Finally giving myself some credit for being a full-time, not
"working" mom
After Natasha was born, I went through many emotions and thoughts,
not all of which were very positive at this new job I had in life. I
had been very excited about being pregnant and loved pregnancy, but
as our due date drew near, I started to have second thoughts as I
realized what was about to happen. I was about to become a parent.
Not just a parent, a mom. And as the only-occasional,
contract-working member of our relationship, I would be staying home
and being a mom all day, every day for the next... oh, about six
years.
It did not take too long for the busyness of our days and the new
life in our house to be enough to keep me occupied for the full day,
sometimes to my amazement. I remember looking at the clock one
morning when Natasha was 3 months old and wondering, "If it is 7:30
now, what will I do until 11:00 when we usually go out for our
walk?" Amazingly, the next thing I knew, it was time and were out
the door. My hands and attention were full. This was enough for me
physically, but my brain and intellect were starting to feel
abandoned.
One of the first questions people ask you when they see you with a
new baby is if you are on maternity leave. This is an automatic
question, and I think that people ask it merely as something to ask,
like "what do you do for a living" when you meet someone for the
first time. The question implies that you will be going back to work
after this sidetrack (as we seem to consider it now) of having a
baby and starting a family is a year old. I, however, hated this
question and tried not to ask or be asked by people. My answer was
that, "Well, kinda" about the maternity leave, as I had no job to go
back to, had no benefits because of being a contract worker, and had
only recently figured out a possible career path based on my
abilities, training and the available work world. After years of
going from one job to another, I kinda, almost had it figured out
what I was going to do when I grew up.
When we started going to Baby Group, I was in a room full of
professional women who were taking their one year leave. They were
all on maternity benefits and were having their pay topped up by
their employers. My feelings about being unemployed and staying at
home with a little one were magnified, both in size and intensity.
And my brain really did feel like it was atrophying. I needed the
stimulation of conversation, the challenge and discipline of a
deadline, and the satisfaction of a job that you plan and work for
and achieve in a short period.
When Natasha turned 1, her nap schedule changed so that we could
start to go to Toddler Time at the same drop-in centre.

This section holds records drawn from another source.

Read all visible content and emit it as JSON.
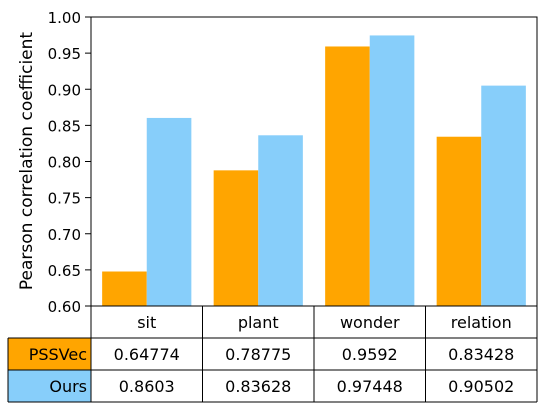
{
  "chart_data": {
    "type": "bar",
    "categories": [
      "sit",
      "plant",
      "wonder",
      "relation"
    ],
    "series": [
      {
        "name": "PSSVec",
        "color": "#FFA500",
        "values": [
          0.64774,
          0.78775,
          0.9592,
          0.83428
        ],
        "labels": [
          "0.64774",
          "0.78775",
          "0.9592",
          "0.83428"
        ]
      },
      {
        "name": "Ours",
        "color": "#87CEFA",
        "values": [
          0.8603,
          0.83628,
          0.97448,
          0.90502
        ],
        "labels": [
          "0.8603",
          "0.83628",
          "0.97448",
          "0.90502"
        ]
      }
    ],
    "ylabel": "Pearson correlation coefficient",
    "ylim": [
      0.6,
      1.0
    ],
    "yticks": [
      "0.60",
      "0.65",
      "0.70",
      "0.75",
      "0.80",
      "0.85",
      "0.90",
      "0.95",
      "1.00"
    ],
    "grid": false,
    "legend": "table"
  }
}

The mothers
there mostly had older children, and they were mostly full-time
moms. Some of them, I learnt months later, are working part time and
being moms part time, but when we started going and saw the same
faces every time, I assumed that they were all with their children
all the time, as I was.
I, in spite of myself, asked some people if they were going back to
work or if they were sticking with one full-time job (the 24 hour
one) for now. One woman put it very well when she said that she has
never heard anyone say that she wishes she had spent more time
working when her kids were young, but you hear a lot of the
opposite, of people wishing they had spent more time with their
kids.
Being around these women who were devoted to and had happily
accepted the role of full-time mother helped to alleviate my anxiety
around the question of work. As for money, after hearing people talk
about the waitlists for child care and the costs of the desirable
places in town, I realized that I was paying myself close to
$1000/month by not paying someone else to spend the days with our
child.
Then more recently I thought about the requirements to work in these
places. You have to have a degree specific to caring for and
understanding children. We demand that people go through 4 years of
organized, formal education that passes on knowledge and theories
based in years of observation, research and experience before
letting them occupy our child's days with activities. Those people,
in turn, expect to be paid a certain wage for their training and
knowledge. So why am I (and why is most of society) undervaluing my
role as a mother? Why has our culture suddenly stopped looking at
creating and raising a family as a necessity and a healthy, helpful
way to contribute and started looking at having a baby as an
interruption to a woman's "real" contribution to society? When did
it become secondary for us to continuing our species and making sure
our future generation has the values and skills that we cherish in
our present self and social fabric?
So, while I still have times of wanting to devote more time to
myself and my intellectual needs and pursuits, I no longer feel less
worthy as a member of society because I am not working. I have
created work of my own that I feel contributes to the members of my
new social circle, the moms. Hopefully as Natasha grows she will see
the value in what I have done, why I do it and that it keeps me
balanced and will internalize the example that I am trying to set.